Wigan reached the final by beating Whitehaven 39–10 at home in the first round; Wakefield Trinity 11–5 away in the second round; Oldham 8–0 away in the quarter -finals and Rochdale Hornets 5–3 in the semi-final played at Station Road, Swinton. Captained by Eric Ashton, Wigan then beat Workington Town 13–9 in the Challenge Cup Final played at Wembley Stadium before a crowd of 66,109, with tries from Barton, McTigue and Sullivan and two goals from Cunliffe.

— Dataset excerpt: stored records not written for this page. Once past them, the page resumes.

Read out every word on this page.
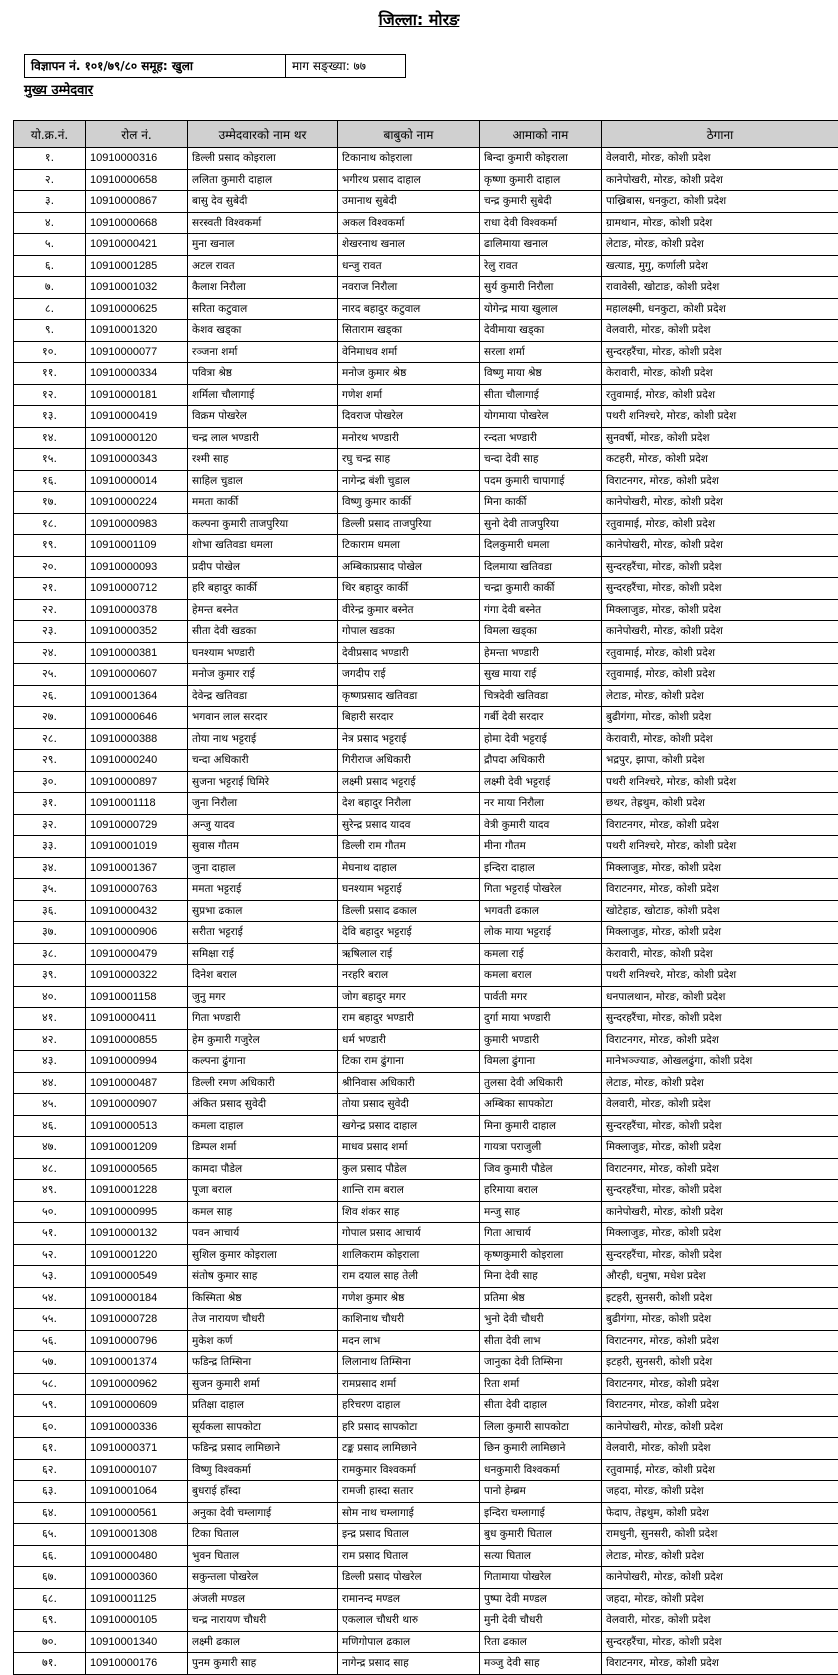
जिल्ला: मोरङ
विज्ञापन नं. १०१/७९/८० समूह: खुला	माग सङ्ख्या: ७७
मुख्य उम्मेदवार
यो.क्र.नं.	रोल नं.	उम्मेदवारको नाम थर	बाबुको नाम	आमाको नाम	ठेगाना
१.	10910000316	डिल्ली प्रसाद कोइराला	टिकानाथ कोइराला	बिन्दा कुमारी कोइराला	वेलवारी, मोरङ, कोशी प्रदेश
२.	10910000658	ललिता कुमारी दाहाल	भगीरथ प्रसाद दाहाल	कृष्णा कुमारी दाहाल	कानेपोखरी, मोरङ, कोशी प्रदेश
३.	10910000867	बासु देव सुबेदी	उमानाथ सुबेदी	चन्द्र कुमारी सुबेदी	पाख्रिबास, धनकुटा, कोशी प्रदेश
४.	10910000668	सरस्वती विश्वकर्मा	अकल विश्वकर्मा	राधा देवी विश्वकर्मा	ग्रामथान, मोरङ, कोशी प्रदेश
५.	10910000421	मुना खनाल	शेखरनाथ खनाल	ढालिमाया खनाल	लेटाङ, मोरङ, कोशी प्रदेश
६.	10910001285	अटल रावत	धन्जु रावत	रेलु रावत	खत्याड, मुगु, कर्णाली प्रदेश
७.	10910001032	कैलाश निरौला	नवराज निरौला	सुर्य कुमारी निरौला	रावावेसी, खोटाङ, कोशी प्रदेश
८.	10910000625	सरिता कटुवाल	नारद बहादुर कटुवाल	योगेन्द्र माया खुलाल	महालक्ष्मी, धनकुटा, कोशी प्रदेश
९.	10910001320	केशव खड्का	सिताराम खड्का	देवीमाया खड्का	वेलवारी, मोरङ, कोशी प्रदेश
१०.	10910000077	रञ्जना शर्मा	वेनिमाधव शर्मा	सरला शर्मा	सुन्दरहरैंचा, मोरङ, कोशी प्रदेश
११.	10910000334	पवित्रा श्रेष्ठ	मनोज कुमार श्रेष्ठ	विष्णु माया श्रेष्ठ	केरावारी, मोरङ, कोशी प्रदेश
१२.	10910000181	शर्मिला चौलागाई	गणेश शर्मा	सीता चौलागाई	रतुवामाई, मोरङ, कोशी प्रदेश
१३.	10910000419	विक्रम पोखरेल	दिवराज पोखरेल	योगमाया पोखरेल	पथरी शनिश्चरे, मोरङ, कोशी प्रदेश
१४.	10910000120	चन्द्र लाल भण्डारी	मनोरथ भण्डारी	रन्दता भण्डारी	सुनवर्षी, मोरङ, कोशी प्रदेश
१५.	10910000343	रश्मी साह	रघु चन्द्र साह	चन्दा देवी साह	कटहरी, मोरङ, कोशी प्रदेश
१६.	10910000014	साहिल चुडाल	नागेन्द्र बंशी चुडाल	पदम कुमारी चापागाई	विराटनगर, मोरङ, कोशी प्रदेश
१७.	10910000224	ममता कार्की	विष्णु कुमार कार्की	मिना कार्की	कानेपोखरी, मोरङ, कोशी प्रदेश
१८.	10910000983	कल्पना कुमारी ताजपुरिया	डिल्ली प्रसाद ताजपुरिया	सुनो देवी ताजपुरिया	रतुवामाई, मोरङ, कोशी प्रदेश
१९.	10910001109	शोभा खतिवडा धमला	टिकाराम धमला	दिलकुमारी धमला	कानेपोखरी, मोरङ, कोशी प्रदेश
२०.	10910000093	प्रदीप पोखेल	अम्बिकाप्रसाद पोखेल	दिलमाया खतिवडा	सुन्दरहरैंचा, मोरङ, कोशी प्रदेश
२१.	10910000712	हरि बहादुर कार्की	थिर बहादुर कार्की	चन्द्रा कुमारी कार्की	सुन्दरहरैंचा, मोरङ, कोशी प्रदेश
२२.	10910000378	हेमन्त बस्नेत	वीरेन्द्र कुमार बस्नेत	गंगा देवी बस्नेत	मिक्लाजुङ, मोरङ, कोशी प्रदेश
२३.	10910000352	सीता देवी खडका	गोपाल खडका	विमला खड्का	कानेपोखरी, मोरङ, कोशी प्रदेश
२४.	10910000381	घनश्याम भण्डारी	देवीप्रसाद भण्डारी	हेमन्ता भण्डारी	रतुवामाई, मोरङ, कोशी प्रदेश
२५.	10910000607	मनोज कुमार राई	जगदीप राई	सुख माया राई	रतुवामाई, मोरङ, कोशी प्रदेश
२६.	10910001364	देवेन्द्र खतिवडा	कृष्णप्रसाद खतिवडा	चित्रदेवी खतिवडा	लेटाङ, मोरङ, कोशी प्रदेश
२७.	10910000646	भगवान लाल सरदार	बिहारी सरदार	गर्बी देवी सरदार	बुढीगंगा, मोरङ, कोशी प्रदेश
२८.	10910000388	तोया नाथ भट्टराई	नेत्र प्रसाद भट्टराई	होमा देवी भट्टराई	केरावारी, मोरङ, कोशी प्रदेश
२९.	10910000240	चन्दा अधिकारी	गिरीराज अधिकारी	द्रौपदा अधिकारी	भद्रपुर, झापा, कोशी प्रदेश
३०.	10910000897	सुजना भट्टराई घिमिरे	लक्ष्मी प्रसाद भट्टराई	लक्ष्मी देवी भट्टराई	पथरी शनिश्चरे, मोरङ, कोशी प्रदेश
३१.	10910001118	जुना निरौला	देश बहादुर निरौला	नर माया निरौला	छथर, तेह्रथुम, कोशी प्रदेश
३२.	10910000729	अन्जु यादव	सुरेन्द्र प्रसाद यादव	वेत्री कुमारी यादव	विराटनगर, मोरङ, कोशी प्रदेश
३३.	10910001019	सुवास गौतम	डिल्ली राम गौतम	मीना गौतम	पथरी शनिश्चरे, मोरङ, कोशी प्रदेश
३४.	10910001367	जुना दाहाल	मेघनाथ दाहाल	इन्दिरा दाहाल	मिक्लाजुङ, मोरङ, कोशी प्रदेश
३५.	10910000763	ममता भट्टराई	घनश्याम भट्टराई	गिता भट्टराई पोखरेल	विराटनगर, मोरङ, कोशी प्रदेश
३६.	10910000432	सुप्रभा ढकाल	डिल्ली प्रसाद ढकाल	भगवती ढकाल	खोटेहाङ, खोटाङ, कोशी प्रदेश
३७.	10910000906	सरीता भट्टराई	देवि बहादुर भट्टराई	लोक माया भट्टराई	मिक्लाजुङ, मोरङ, कोशी प्रदेश
३८.	10910000479	समिक्षा राई	ऋषिलाल राई	कमला राई	केरावारी, मोरङ, कोशी प्रदेश
३९.	10910000322	दिनेश बराल	नरहरि बराल	कमला बराल	पथरी शनिश्चरे, मोरङ, कोशी प्रदेश
४०.	10910001158	जुनु मगर	जोग बहादुर मगर	पार्वती मगर	धनपालथान, मोरङ, कोशी प्रदेश
४१.	10910000411	गिता भण्डारी	राम बहादुर भण्डारी	दुर्गा माया भण्डारी	सुन्दरहरैंचा, मोरङ, कोशी प्रदेश
४२.	10910000855	हेम कुमारी गजुरेल	धर्म भण्डारी	कुमारी भण्डारी	विराटनगर, मोरङ, कोशी प्रदेश
४३.	10910000994	कल्पना ढुंगाना	टिका राम ढुंगाना	विमला ढुंगाना	मानेभञ्ज्याङ, ओखलढुंगा, कोशी प्रदेश
४४.	10910000487	डिल्ली रमण अधिकारी	श्रीनिवास अधिकारी	तुलसा देवी अधिकारी	लेटाङ, मोरङ, कोशी प्रदेश
४५.	10910000907	अंकित प्रसाद सुवेदी	तोया प्रसाद सुवेदी	अम्बिका सापकोटा	वेलवारी, मोरङ, कोशी प्रदेश
४६.	10910000513	कमला दाहाल	खगेन्द्र प्रसाद दाहाल	मिना कुमारी दाहाल	सुन्दरहरैंचा, मोरङ, कोशी प्रदेश
४७.	10910001209	डिम्पल शर्मा	माधव प्रसाद शर्मा	गायत्रा पराजुली	मिक्लाजुङ, मोरङ, कोशी प्रदेश
४८.	10910000565	कामदा पौडेल	कुल प्रसाद पौडेल	जिव कुमारी पौडेल	विराटनगर, मोरङ, कोशी प्रदेश
४९.	10910001228	पूजा बराल	शान्ति राम बराल	हरिमाया बराल	सुन्दरहरैंचा, मोरङ, कोशी प्रदेश
५०.	10910000995	कमल साह	शिव शंकर साह	मन्जु साह	कानेपोखरी, मोरङ, कोशी प्रदेश
५१.	10910000132	पवन आचार्य	गोपाल प्रसाद आचार्य	गिता आचार्य	मिक्लाजुङ, मोरङ, कोशी प्रदेश
५२.	10910001220	सुशिल कुमार कोइराला	शालिकराम कोइराला	कृष्णकुमारी कोइराला	सुन्दरहरैंचा, मोरङ, कोशी प्रदेश
५३.	10910000549	संतोष कुमार साह	राम दयाल साह तेली	मिना देवी साह	औरही, धनुषा, मधेश प्रदेश
५४.	10910000184	किस्मिता श्रेष्ठ	गणेश कुमार श्रेष्ठ	प्रतिमा श्रेष्ठ	इटहरी, सुनसरी, कोशी प्रदेश
५५.	10910000728	तेज नारायण चौधरी	काशिनाथ चौधरी	भुनो देवी चौधरी	बुढीगंगा, मोरङ, कोशी प्रदेश
५६.	10910000796	मुकेश कर्ण	मदन लाभ	सीता देवी लाभ	विराटनगर, मोरङ, कोशी प्रदेश
५७.	10910001374	फडिन्द्र तिम्सिना	लिलानाथ तिम्सिना	जानुका देवी तिम्सिना	इटहरी, सुनसरी, कोशी प्रदेश
५८.	10910000962	सुजन कुमारी शर्मा	रामप्रसाद शर्मा	रिता शर्मा	विराटनगर, मोरङ, कोशी प्रदेश
५९.	10910000609	प्रतिक्षा दाहाल	हरिचरण दाहाल	सीता देवी दाहाल	विराटनगर, मोरङ, कोशी प्रदेश
६०.	10910000336	सूर्यकला सापकोटा	हरि प्रसाद सापकोटा	लिला कुमारी सापकोटा	कानेपोखरी, मोरङ, कोशी प्रदेश
६१.	10910000371	फडिन्द्र प्रसाद लामिछाने	टङ्क प्रसाद लामिछाने	छिन कुमारी लामिछाने	वेलवारी, मोरङ, कोशी प्रदेश
६२.	10910000107	विष्णु विश्वकर्मा	रामकुमार विश्वकर्मा	धनकुमारी विश्वकर्मा	रतुवामाई, मोरङ, कोशी प्रदेश
६३.	10910001064	बुधराई हाँस्दा	रामजी हास्दा सतार	पानो हेम्ब्रम	जहदा, मोरङ, कोशी प्रदेश
६४.	10910000561	अनुका देवी चम्लागाई	सोम नाथ चम्लागाई	इन्दिरा चम्लागाई	फेदाप, तेह्रथुम, कोशी प्रदेश
६५.	10910001308	टिका घिताल	इन्द्र प्रसाद घिताल	बुध कुमारी घिताल	रामधुनी, सुनसरी, कोशी प्रदेश
६६.	10910000480	भुवन घिताल	राम प्रसाद घिताल	सत्या घिताल	लेटाङ, मोरङ, कोशी प्रदेश
६७.	10910000360	सकुन्तला पोखरेल	डिल्ली प्रसाद पोखरेल	गितामाया पोखरेल	कानेपोखरी, मोरङ, कोशी प्रदेश
६८.	10910001125	अंजली मण्डल	रामानन्द मण्डल	पुष्पा देवी मण्डल	जहदा, मोरङ, कोशी प्रदेश
६९.	10910000105	चन्द्र नारायण चौधरी	एकलाल चौधरी थारु	मुनी देवी चौधरी	वेलवारी, मोरङ, कोशी प्रदेश
७०.	10910001340	लक्ष्मी ढकाल	मणिगोपाल ढकाल	रिता ढकाल	सुन्दरहरैंचा, मोरङ, कोशी प्रदेश
७१.	10910000176	पुनम कुमारी साह	नागेन्द्र प्रसाद साह	मञ्जु देवी साह	विराटनगर, मोरङ, कोशी प्रदेश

This was Wigan’s fifth Cup Final win in nine Final appearances. To date, this was Workington Town's last appearance in the Challenge Cup Final. Rees Thomas, Wigan's scrum half back won the Lance Todd Trophy for his man-of-the-match performance.